Running A/B tests on referral messaging across languages—does changing the message actually move the needle?

I’ve been working with brands in both the US and Russian markets for a while now, and one thing I keep noticing is that a message that kills in English falls completely flat when translated to Russian, and vice versa. It’s not even a translation thing—it’s a tone thing, an urgency thing, an incentive framing thing.

We recently tried to run a referral campaign with consistent messaging across both markets. Same offer, same timeline, same call-to-action. The US side saw maybe a 12% conversion on the referral message. The Russian side? 3%. That’s a massive gap, and it made me think: what if we actually tested different versions of the message in each language?

So I started experimenting. For the Russian audience, I tried positioning the referral as a way to “build a trusted network and get priority access to exclusive campaigns.” For the US side, I went with “refer a partner and earn commission on every project they bring in.” Both are fundamentally the same offer, but the framing is totally different.

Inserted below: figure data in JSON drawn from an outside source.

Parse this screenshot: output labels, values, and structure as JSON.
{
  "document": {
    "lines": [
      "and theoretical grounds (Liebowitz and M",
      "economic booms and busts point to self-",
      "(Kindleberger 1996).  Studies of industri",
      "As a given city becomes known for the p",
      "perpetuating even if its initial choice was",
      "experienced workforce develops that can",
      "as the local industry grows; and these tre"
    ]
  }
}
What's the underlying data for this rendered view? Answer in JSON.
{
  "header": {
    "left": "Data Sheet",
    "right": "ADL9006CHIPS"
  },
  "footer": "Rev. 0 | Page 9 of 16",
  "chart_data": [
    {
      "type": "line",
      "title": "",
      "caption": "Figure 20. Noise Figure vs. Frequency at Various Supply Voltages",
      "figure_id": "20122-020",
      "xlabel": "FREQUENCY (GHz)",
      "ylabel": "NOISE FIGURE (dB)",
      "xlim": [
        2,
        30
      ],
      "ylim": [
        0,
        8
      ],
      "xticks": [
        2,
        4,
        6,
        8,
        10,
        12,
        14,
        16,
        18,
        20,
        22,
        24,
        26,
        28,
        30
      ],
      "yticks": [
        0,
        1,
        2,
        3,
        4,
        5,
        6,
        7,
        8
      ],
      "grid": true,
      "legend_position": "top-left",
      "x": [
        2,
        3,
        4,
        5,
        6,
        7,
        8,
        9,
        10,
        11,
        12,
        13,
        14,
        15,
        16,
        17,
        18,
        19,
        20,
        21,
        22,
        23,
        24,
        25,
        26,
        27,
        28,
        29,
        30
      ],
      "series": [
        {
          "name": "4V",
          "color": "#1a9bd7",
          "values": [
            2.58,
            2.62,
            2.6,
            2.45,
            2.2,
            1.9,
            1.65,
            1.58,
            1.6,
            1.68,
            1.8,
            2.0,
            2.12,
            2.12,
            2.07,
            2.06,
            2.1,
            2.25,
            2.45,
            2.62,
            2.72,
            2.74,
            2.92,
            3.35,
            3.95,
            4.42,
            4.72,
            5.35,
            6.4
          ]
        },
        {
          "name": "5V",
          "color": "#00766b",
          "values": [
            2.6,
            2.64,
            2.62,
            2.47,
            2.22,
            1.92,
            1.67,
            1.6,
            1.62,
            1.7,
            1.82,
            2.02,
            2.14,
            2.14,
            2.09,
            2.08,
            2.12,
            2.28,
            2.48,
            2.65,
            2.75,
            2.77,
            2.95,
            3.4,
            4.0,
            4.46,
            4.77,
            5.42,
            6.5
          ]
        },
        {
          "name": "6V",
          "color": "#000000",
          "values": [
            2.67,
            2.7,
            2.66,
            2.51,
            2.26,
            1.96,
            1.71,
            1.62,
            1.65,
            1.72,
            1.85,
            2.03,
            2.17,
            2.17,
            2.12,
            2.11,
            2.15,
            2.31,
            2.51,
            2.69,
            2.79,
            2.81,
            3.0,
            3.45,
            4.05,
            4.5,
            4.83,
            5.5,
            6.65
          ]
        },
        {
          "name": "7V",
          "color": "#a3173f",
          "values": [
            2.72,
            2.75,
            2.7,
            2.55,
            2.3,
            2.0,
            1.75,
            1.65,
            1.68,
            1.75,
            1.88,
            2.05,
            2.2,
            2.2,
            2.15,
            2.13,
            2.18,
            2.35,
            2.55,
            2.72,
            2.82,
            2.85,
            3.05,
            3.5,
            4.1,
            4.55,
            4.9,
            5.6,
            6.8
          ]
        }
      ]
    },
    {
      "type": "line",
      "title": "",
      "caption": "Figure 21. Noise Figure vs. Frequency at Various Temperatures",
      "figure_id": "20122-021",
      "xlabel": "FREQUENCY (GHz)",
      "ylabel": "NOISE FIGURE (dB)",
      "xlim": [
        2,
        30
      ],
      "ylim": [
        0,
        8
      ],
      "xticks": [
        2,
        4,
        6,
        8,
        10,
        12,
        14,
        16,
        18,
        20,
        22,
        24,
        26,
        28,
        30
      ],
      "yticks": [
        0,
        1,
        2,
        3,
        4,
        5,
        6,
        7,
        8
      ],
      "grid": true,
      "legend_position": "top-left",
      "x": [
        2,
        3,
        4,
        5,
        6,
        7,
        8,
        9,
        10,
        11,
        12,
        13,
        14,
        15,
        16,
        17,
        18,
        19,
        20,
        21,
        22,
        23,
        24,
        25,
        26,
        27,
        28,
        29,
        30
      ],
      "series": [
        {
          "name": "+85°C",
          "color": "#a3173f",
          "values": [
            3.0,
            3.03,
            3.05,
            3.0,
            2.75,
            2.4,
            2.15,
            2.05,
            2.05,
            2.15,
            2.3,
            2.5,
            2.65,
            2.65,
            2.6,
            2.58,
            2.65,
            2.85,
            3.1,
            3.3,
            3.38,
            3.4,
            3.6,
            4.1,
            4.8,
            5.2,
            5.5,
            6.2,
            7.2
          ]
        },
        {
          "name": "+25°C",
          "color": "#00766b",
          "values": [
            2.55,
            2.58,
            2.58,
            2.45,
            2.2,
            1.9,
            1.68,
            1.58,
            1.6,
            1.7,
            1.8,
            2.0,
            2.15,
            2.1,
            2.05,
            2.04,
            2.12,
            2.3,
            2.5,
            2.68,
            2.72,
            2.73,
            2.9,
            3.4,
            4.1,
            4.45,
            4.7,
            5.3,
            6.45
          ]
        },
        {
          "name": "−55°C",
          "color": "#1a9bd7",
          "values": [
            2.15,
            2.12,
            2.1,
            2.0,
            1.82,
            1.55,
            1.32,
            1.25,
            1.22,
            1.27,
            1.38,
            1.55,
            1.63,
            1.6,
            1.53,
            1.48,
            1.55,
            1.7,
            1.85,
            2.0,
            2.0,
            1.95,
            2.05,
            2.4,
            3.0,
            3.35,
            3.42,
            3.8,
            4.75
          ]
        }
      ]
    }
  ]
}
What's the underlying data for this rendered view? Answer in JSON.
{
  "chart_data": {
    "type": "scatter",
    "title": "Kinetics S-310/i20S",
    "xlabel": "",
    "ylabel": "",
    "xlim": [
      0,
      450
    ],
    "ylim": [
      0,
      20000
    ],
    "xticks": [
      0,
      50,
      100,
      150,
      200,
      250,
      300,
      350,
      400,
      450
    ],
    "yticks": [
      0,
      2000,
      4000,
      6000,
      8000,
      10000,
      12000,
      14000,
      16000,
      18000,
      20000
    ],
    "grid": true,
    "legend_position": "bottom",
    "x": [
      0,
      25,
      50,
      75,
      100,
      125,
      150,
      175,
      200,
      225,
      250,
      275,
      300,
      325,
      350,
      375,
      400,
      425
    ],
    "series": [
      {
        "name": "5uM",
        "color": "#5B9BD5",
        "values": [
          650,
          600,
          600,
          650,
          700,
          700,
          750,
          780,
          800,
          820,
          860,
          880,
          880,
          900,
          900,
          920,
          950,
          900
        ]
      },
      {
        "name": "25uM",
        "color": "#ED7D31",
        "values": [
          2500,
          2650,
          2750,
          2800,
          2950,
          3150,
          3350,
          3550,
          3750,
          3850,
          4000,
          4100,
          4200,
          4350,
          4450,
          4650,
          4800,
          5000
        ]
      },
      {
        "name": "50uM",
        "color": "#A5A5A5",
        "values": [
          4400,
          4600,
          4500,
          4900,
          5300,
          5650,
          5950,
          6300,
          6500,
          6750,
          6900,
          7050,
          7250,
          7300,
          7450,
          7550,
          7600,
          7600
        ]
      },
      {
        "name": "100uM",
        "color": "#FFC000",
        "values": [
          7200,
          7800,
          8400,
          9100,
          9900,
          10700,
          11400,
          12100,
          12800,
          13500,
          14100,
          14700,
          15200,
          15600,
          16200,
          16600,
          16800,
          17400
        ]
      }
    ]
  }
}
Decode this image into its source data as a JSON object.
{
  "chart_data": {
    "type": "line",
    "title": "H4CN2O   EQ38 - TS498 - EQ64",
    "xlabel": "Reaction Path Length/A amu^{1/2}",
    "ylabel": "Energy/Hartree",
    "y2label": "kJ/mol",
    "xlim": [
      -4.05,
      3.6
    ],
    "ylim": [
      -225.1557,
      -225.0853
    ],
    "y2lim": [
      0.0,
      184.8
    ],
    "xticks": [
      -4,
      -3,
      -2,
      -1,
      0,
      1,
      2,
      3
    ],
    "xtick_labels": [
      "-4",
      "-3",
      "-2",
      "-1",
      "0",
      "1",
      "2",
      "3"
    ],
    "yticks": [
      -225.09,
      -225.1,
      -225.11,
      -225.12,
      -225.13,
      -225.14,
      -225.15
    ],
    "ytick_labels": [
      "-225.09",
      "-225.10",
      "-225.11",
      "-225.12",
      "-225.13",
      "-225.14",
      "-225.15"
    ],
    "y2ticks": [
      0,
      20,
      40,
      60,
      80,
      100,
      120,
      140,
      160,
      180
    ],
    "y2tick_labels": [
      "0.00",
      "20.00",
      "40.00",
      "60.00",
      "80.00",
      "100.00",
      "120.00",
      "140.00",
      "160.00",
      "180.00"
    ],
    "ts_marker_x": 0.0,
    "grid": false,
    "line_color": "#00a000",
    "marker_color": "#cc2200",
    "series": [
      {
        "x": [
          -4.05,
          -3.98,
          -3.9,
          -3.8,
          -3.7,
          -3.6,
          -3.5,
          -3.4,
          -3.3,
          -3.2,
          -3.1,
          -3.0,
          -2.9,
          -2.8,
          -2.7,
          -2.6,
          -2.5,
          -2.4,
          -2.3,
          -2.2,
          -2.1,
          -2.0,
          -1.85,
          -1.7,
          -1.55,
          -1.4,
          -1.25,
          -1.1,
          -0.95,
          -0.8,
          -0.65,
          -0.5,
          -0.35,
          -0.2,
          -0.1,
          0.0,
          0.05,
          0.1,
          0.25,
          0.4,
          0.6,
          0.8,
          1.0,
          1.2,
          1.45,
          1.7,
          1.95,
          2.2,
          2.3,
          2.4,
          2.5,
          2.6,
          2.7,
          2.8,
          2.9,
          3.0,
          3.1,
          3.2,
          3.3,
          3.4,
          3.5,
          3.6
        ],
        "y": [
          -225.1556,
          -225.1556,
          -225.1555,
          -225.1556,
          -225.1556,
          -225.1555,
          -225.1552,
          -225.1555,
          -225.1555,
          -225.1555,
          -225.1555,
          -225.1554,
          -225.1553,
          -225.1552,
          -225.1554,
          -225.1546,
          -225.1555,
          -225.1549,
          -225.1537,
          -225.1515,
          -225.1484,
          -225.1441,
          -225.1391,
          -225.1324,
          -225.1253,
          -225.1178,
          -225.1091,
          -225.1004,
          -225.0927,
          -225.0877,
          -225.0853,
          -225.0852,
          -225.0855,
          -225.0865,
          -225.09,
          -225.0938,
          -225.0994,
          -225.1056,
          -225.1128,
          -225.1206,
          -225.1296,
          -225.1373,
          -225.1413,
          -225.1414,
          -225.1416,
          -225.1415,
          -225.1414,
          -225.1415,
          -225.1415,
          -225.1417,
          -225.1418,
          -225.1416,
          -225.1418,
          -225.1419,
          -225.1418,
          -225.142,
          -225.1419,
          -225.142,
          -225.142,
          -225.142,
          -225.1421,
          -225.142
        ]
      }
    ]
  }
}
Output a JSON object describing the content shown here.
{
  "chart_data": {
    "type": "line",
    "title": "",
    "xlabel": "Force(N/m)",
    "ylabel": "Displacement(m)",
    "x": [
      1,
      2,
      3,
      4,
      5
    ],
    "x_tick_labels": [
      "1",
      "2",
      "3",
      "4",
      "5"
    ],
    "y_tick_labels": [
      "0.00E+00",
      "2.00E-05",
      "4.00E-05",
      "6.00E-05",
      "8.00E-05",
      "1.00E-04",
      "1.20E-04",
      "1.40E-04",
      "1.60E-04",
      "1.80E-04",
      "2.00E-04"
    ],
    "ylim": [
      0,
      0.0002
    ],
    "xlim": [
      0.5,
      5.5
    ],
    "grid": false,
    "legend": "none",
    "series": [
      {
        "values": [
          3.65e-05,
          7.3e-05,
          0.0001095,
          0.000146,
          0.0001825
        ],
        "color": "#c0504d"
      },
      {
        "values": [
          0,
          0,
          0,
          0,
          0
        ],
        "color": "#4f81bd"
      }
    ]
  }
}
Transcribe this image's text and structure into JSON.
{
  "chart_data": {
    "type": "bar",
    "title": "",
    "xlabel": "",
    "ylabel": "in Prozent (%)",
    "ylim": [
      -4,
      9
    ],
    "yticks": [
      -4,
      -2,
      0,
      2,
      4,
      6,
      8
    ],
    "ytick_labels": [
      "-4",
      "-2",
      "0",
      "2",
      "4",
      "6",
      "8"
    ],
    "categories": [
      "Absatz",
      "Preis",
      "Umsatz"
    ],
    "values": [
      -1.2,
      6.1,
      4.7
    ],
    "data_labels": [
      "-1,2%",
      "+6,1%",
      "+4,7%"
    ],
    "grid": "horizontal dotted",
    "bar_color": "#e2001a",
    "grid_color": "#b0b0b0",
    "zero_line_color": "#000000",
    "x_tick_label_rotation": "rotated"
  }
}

The problem is, I don’t have a structured way to run this. I’m just kind of guessing at what might work, sending out different versions to different groups, and hoping I can remember what performed better. No tracking, no statistical significance, no way to know if I’m actually onto something or just getting lucky.

Has anyone actually set up a proper A/B testing framework for referral messages across languages? What metrics did you track? Did you notice that the message actually matters more than the incentive, or is it the other way around?

You’re asking exactly the right question, and the fact that you saw a 12% vs. 3% split tells me your testing instinct is correct. That’s too big a gap to ignore.

Here’s how I’d structure this properly:

Test Setup:

  • Declare your hypothesis upfront. Example: “Framing referrals around network prestige will drive higher conversion in Russian markets than commission-based framing.”
  • Split your audience randomly and send different message versions to each segment. Keep everything else identical—timing, channel, incentive structure.
  • Track conversion at the single metric level: percentage of people who complete the referral action (not just click, but actually refer someone).
  • Run for long enough to get statistical significance. With email lists, that’s usually 2-4 weeks minimum.

Metrics to track:

  1. Click-through rate (did they open and engage?)
  2. Referral completion rate (did they actually refer someone?)
  3. Quality of referral (did the person they referred convert?)
  4. Time-to-conversion (how long between seeing the message and making a referral?)

The thing is, you probably care most about #3. A high completion rate means nothing if the people being referred don’t convert.

Quick win: Start with messaging alone, variables. Don’t change the incentive structure yet. Once you know what message drives behavior, then optimize the incentive.

Are you testing via email, or through the platform itself?

One more critical thing: make sure your sample size is large enough per variant. If you’ve got 50 people per message variant, you’re going to see noise, not signal. I’d aim for minimum 200-300 people per variant, ideally more depending on your baseline conversion rate.